I glance at her, and she gives me that smirk — the kind that’s part defense, part confession.
“I would’ve noticed,” I say.
She shrugs. “Maybe you did. Maybe you let me.”
There’s a strange quiet between us after that. She’s testing me, of course. Everything she says is a blade pressed just deep enough to see if I bleed.
“You think I’m naive,” she says finally.
“I think you’re restless.”
“Restless people are dangerous, Father.”
The word breaks like old glass underfoot.
“Don’t call me that.”
She grins. “Touchy.”
“I left the cloth behind.”
“Not from what I’ve heard,” she murmurs. “You still keep the confessions, don’t you?”
That makes me stop walking.
She keeps going a few paces before turning to face me. There’s no mockery in her expression now — only curiosity, sharp and searching.
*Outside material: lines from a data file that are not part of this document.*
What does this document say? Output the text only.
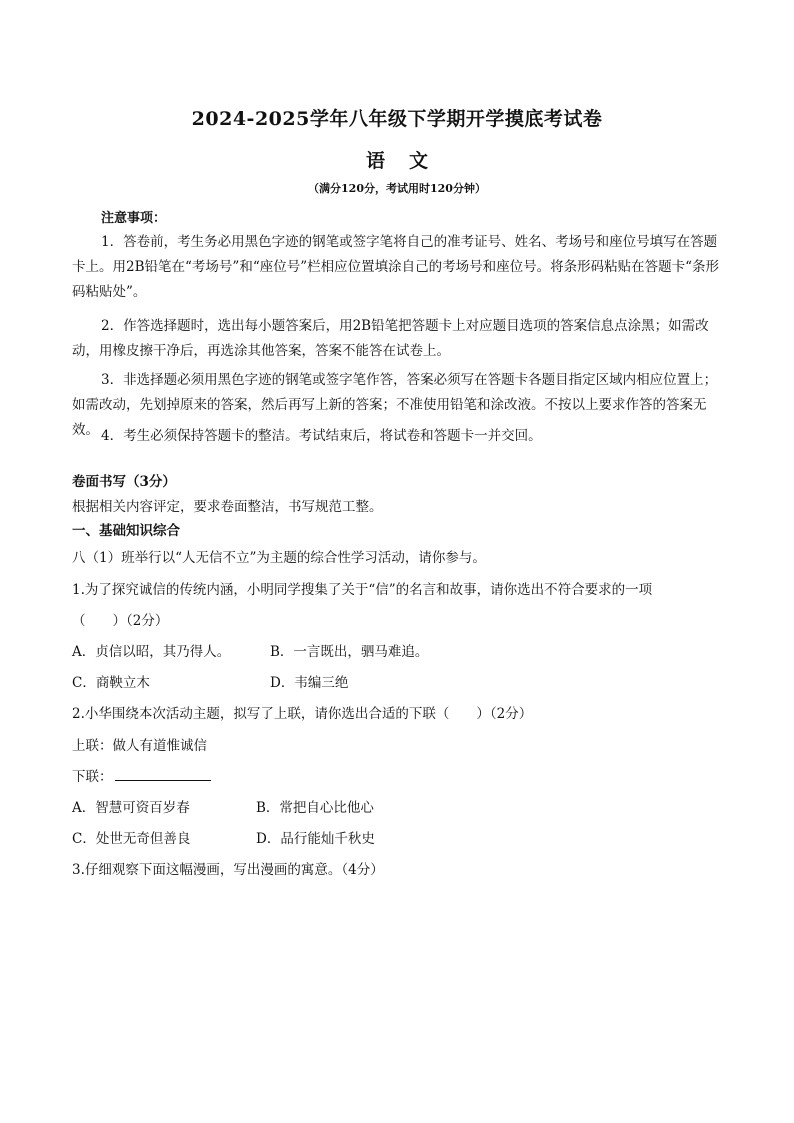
2024-2025学年八年级下学期开学摸底考试卷
语文
（满分120分，考试用时120分钟）
注意事项：

1．答卷前，考生务必用黑色字迹的钢笔或签字笔将自己的准考证号、姓名、考场号和座位号填写在答题卡上。用2B铅笔在“考场号”和“座位号”栏相应位置填涂自己的考场号和座位号。将条形码粘贴在答题卡“条形码粘贴处”。

2．作答选择题时，选出每小题答案后，用2B铅笔把答题卡上对应题目选项的答案信息点涂黑；如需改动，用橡皮擦干净后，再选涂其他答案，答案不能答在试卷上。

3．非选择题必须用黑色字迹的钢笔或签字笔作答，答案必须写在答题卡各题目指定区域内相应位置上；如需改动，先划掉原来的答案，然后再写上新的答案；不准使用铅笔和涂改液。不按以上要求作答的答案无效。 4．考生必须保持答题卡的整洁。考试结束后，将试卷和答题卡一并交回。

卷面书写（3分）
根据相关内容评定，要求卷面整洁，书写规范工整。
一、基础知识综合
八（1）班举行以“人无信不立”为主题的综合性学习活动，请你参与。
1.为了探究诚信的传统内涵，小明同学搜集了关于“信”的名言和故事，请你选出不符合要求的一项
（　　）（2分）
A．贞信以昭，其乃得人。	B．一言既出，驷马难追。
C．商鞅立木	D．韦编三绝
2.小华围绕本次活动主题，拟写了上联，请你选出合适的下联（　　）（2分）
上联：做人有道惟诚信
下联：
A．智慧可资百岁春	B．常把自心比他心
C．处世无奇但善良	D．品行能灿千秋史
3.仔细观察下面这幅漫画，写出漫画的寓意。（4分）
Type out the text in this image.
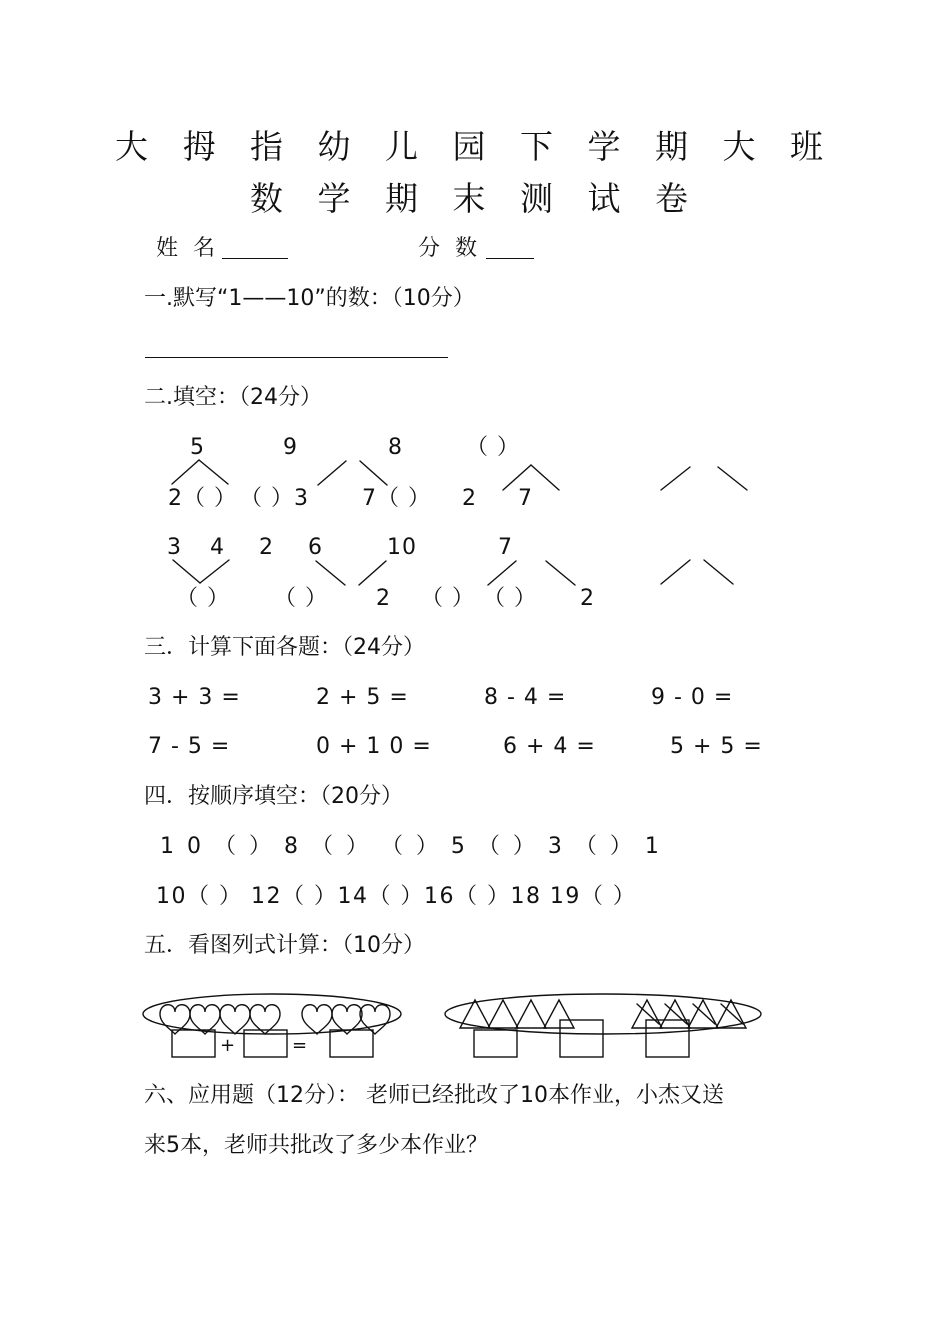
大 拇 指 幼 儿 园 下 学 期 大 班
数 学 期 末 测 试 卷
姓 名	分 数
一.默写“1——10”的数：（10分）
二.填空：（24分）
5	9	8	（ ）
2（ ） （ ）3 7（ ） 2 7
3 4 2 6	10	7
（ ） （ ） 2 （ ） （ ） 2
三．计算下面各题：（24分）
3 + 3 =	2 + 5 =	8 - 4 =	9 - 0 =
7 - 5 =	0 + 1 0 =	6 + 4 =	5 + 5 =
四．按顺序填空：（20分）
1 0 （ ） 8 （ ） （ ） 5 （ ） 3 （ ） 1
10（ ） 12（ ）14（ ）16（ ）18 19（ ）
五．看图列式计算：（10分）
+	=
六、应用题（12分）： 老师已经批改了10本作业，小杰又送
来5本，老师共批改了多少本作业？
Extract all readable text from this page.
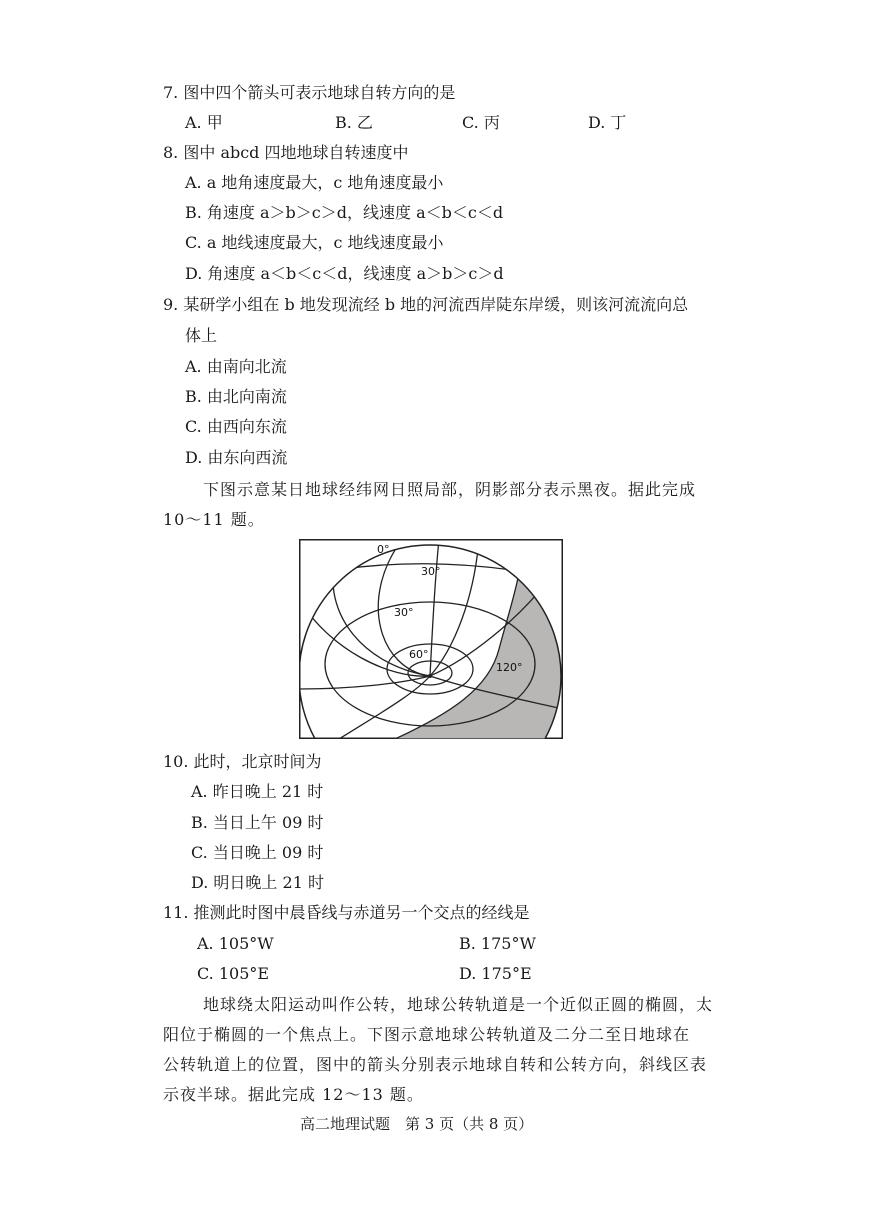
7. 图中四个箭头可表示地球自转方向的是
A. 甲	B. 乙	C. 丙	D. 丁
8. 图中 abcd 四地地球自转速度中
A. a 地角速度最大，c 地角速度最小
B. 角速度 a＞b＞c＞d，线速度 a＜b＜c＜d
C. a 地线速度最大，c 地线速度最小
D. 角速度 a＜b＜c＜d，线速度 a＞b＞c＞d
9. 某研学小组在 b 地发现流经 b 地的河流西岸陡东岸缓，则该河流流向总
体上
A. 由南向北流
B. 由北向南流
C. 由西向东流
D. 由东向西流
下图示意某日地球经纬网日照局部，阴影部分表示黑夜。据此完成
10～11 题。
0°
30°
30°
60°
120°
10. 此时，北京时间为
A. 昨日晚上 21 时
B. 当日上午 09 时
C. 当日晚上 09 时
D. 明日晚上 21 时
11. 推测此时图中晨昏线与赤道另一个交点的经线是
A. 105°W	B. 175°W
C. 105°E	D. 175°E
地球绕太阳运动叫作公转，地球公转轨道是一个近似正圆的椭圆，太
阳位于椭圆的一个焦点上。下图示意地球公转轨道及二分二至日地球在
公转轨道上的位置，图中的箭头分别表示地球自转和公转方向，斜线区表
示夜半球。据此完成 12～13 题。
高二地理试题　第 3 页（共 8 页）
“Who told you that?” I ask.
Her smile tilts. “No one. You just did.”
Clever girl.
The wind stirs, carrying the faint sound of city traffic from beyond the walls. She pushes a strand of copper hair from her face, eyes glinting with something I can’t name. Not defiance. Not fear. Understanding, maybe.
I take a slow step forward. “You like provoking me.”
“I like seeing what’s real,” she says. “You all wear masks, Saint. Mine’s just easier to take off.”
“You shouldn’t call me that, either.”
“But you like it.”
I don’t deny it.
She studies me — long enough that I feel the weight of her gaze like heat under my collar. Then she looks away, walking toward the iron gate at the back of the garden. It’s locked, of course, butshe touches it anyway, her fingers tracing the rusted bars like she could will them open.